Nesta dialética entre vanguarda e as massas e na compreensão das relações que deve ter o partido revolucionário com as massas do proletariado, é preciso insistir no fato de que certas tarefas históricas apenas podem ser realizadas com o apoio consciente da maioria do proletariado. Mas o apoio pelas massas de um partido revolucionário não pode conduzir-se a não ser em momentos excepcionais (mas historicamente necessários), o que implica a obrigação de permanecer como um partido minoritário durante todo o tempo em que não existe uma situação revolucionária.
A verdadeira teoria leninista do Partido reside na compreensão global desta dialética. Daí uma certa forma de organização e uma certa visão do problema dos revolucionários profissionais. Estes últimos não devem afastar-se de uma forma permanente da classe operária; devem poder regressar à fábrica e serem substituídos por outros proletários capazes de fazerem a mesma experiência. É isto que estabelece uma verdadeira circulação do "sangue vivo" entre a classe e a sua vanguarda: é a teoria da renovação entre os proletários e os revolucionários profissionais.

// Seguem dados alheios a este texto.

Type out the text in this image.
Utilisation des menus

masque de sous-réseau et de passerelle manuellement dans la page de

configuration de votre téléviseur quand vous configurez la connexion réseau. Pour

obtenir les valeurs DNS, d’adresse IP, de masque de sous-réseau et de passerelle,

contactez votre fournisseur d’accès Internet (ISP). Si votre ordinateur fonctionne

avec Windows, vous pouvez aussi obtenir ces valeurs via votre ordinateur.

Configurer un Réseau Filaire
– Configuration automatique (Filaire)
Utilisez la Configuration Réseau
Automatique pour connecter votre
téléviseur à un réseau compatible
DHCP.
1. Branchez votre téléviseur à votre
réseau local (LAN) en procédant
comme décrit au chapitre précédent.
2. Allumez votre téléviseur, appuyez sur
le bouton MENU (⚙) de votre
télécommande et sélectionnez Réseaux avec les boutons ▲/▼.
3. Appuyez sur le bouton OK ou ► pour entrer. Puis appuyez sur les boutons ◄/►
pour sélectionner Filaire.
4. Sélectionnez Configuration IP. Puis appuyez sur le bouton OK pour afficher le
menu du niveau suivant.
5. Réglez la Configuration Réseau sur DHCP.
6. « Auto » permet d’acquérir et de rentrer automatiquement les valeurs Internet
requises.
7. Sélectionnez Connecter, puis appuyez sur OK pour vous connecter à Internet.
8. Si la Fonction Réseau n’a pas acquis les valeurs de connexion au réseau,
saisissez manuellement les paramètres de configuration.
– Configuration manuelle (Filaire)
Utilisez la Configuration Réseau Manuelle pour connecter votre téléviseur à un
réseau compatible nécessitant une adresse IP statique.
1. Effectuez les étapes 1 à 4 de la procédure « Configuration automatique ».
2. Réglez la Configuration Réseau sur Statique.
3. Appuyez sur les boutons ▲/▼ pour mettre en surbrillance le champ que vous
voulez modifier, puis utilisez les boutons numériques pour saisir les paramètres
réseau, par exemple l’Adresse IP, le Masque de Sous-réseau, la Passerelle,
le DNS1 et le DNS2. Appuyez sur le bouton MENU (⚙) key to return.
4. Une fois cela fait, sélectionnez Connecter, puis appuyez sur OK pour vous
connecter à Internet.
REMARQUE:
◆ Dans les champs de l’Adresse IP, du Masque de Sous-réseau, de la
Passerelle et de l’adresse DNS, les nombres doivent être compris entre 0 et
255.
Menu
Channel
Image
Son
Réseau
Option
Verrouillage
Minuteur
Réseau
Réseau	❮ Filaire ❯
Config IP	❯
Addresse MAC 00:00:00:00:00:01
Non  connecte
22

c) O mesmo se dá no plano dos Estados operários na sociedade de transição entre o capitalismo e o socialismo. Foi essencialmente Trotsky e o movimento trotsquista que deram as respostas a estas questões. No entanto, Lênin já tinha dado muitos elementos e, em certa medida, nos anos 1921-1922, mostrou-se mais consciente do fenômeno do que o próprio Trotsky.

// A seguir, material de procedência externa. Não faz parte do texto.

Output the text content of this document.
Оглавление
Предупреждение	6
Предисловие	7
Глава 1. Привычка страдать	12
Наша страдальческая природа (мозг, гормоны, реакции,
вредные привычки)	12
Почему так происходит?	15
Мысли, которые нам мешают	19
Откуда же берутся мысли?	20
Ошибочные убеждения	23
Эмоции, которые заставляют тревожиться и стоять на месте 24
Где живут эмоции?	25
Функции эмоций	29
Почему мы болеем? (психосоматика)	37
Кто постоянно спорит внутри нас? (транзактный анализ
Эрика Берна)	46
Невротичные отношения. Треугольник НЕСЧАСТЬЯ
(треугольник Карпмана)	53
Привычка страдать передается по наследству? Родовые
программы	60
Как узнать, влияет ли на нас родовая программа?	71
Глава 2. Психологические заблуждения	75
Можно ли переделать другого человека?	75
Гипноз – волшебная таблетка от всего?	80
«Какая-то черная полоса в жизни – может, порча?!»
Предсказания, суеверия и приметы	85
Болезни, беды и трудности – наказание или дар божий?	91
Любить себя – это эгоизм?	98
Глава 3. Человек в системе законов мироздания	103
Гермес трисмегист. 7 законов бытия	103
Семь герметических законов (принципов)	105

Os germes da burocratização que levam à deformação burocrática são inevitáveis numa sociedade atrasada e isolada. De outro lado, o que não é inevitável é a transformação dessa deformação burocrática numa terrível degeneração, como se conheceu na época stalinista. Nestas condições, o papel do fator subjetivo é uma vez mais decisivo. Se a vanguarda revolucionária se mostra consciente do perigo da burocratização, ela saberá combate-lo a todos os níveis:
Se uma nova vanguarda proletária chega ao poder num novo país, sem desgaste moral ou físico, poderá tomar o comando do movimento, à medida que a revolução internacional se alargar: é esse o terceiro aspecto da "revolução permanente" de Trotsky.
Notas:
[1] Isso seria ainda mais exato num plano social mais amplo se, logo após a vitória da classe operária, se quisesse suprimir todos os técnicos e todos os especialistas que fazem mais do que simples trabalho material de produção. Condenar-se-ia a sociedade a uma colossal regressão imediata, a uma baixa de nível no desenvolvimento das forças produtivas. Em vez de um esforço, pré-condição do comunismo moderno, arriscar-se-ia a conduzir um comunismo primitivo que se decomporia rapidamente por uma nova diferenciação social. O cúmulo do paradoxo é que esta forma de proceder, longe de impedir a burocracia, reproduzi-la-ia em condições ainda mais prejudiciais.
[2] A criação dos aparelhos é indispensável por razões de simples eficácia: toda a gente compreende que é impossível dirigir cinqüenta mil pessoas sem um mínimo material de infra-estrutura.
[3] A importância histórica e numérica dos partidos social-democratas é um motor da sua burocratização e não um freio. É muito fácil manter não burocratizada uma organização, recrutando apenas membros que possuam já um mínimo de consciência e de atividade, em que o fenômeno de "clientela" não pode surgir em larga escala.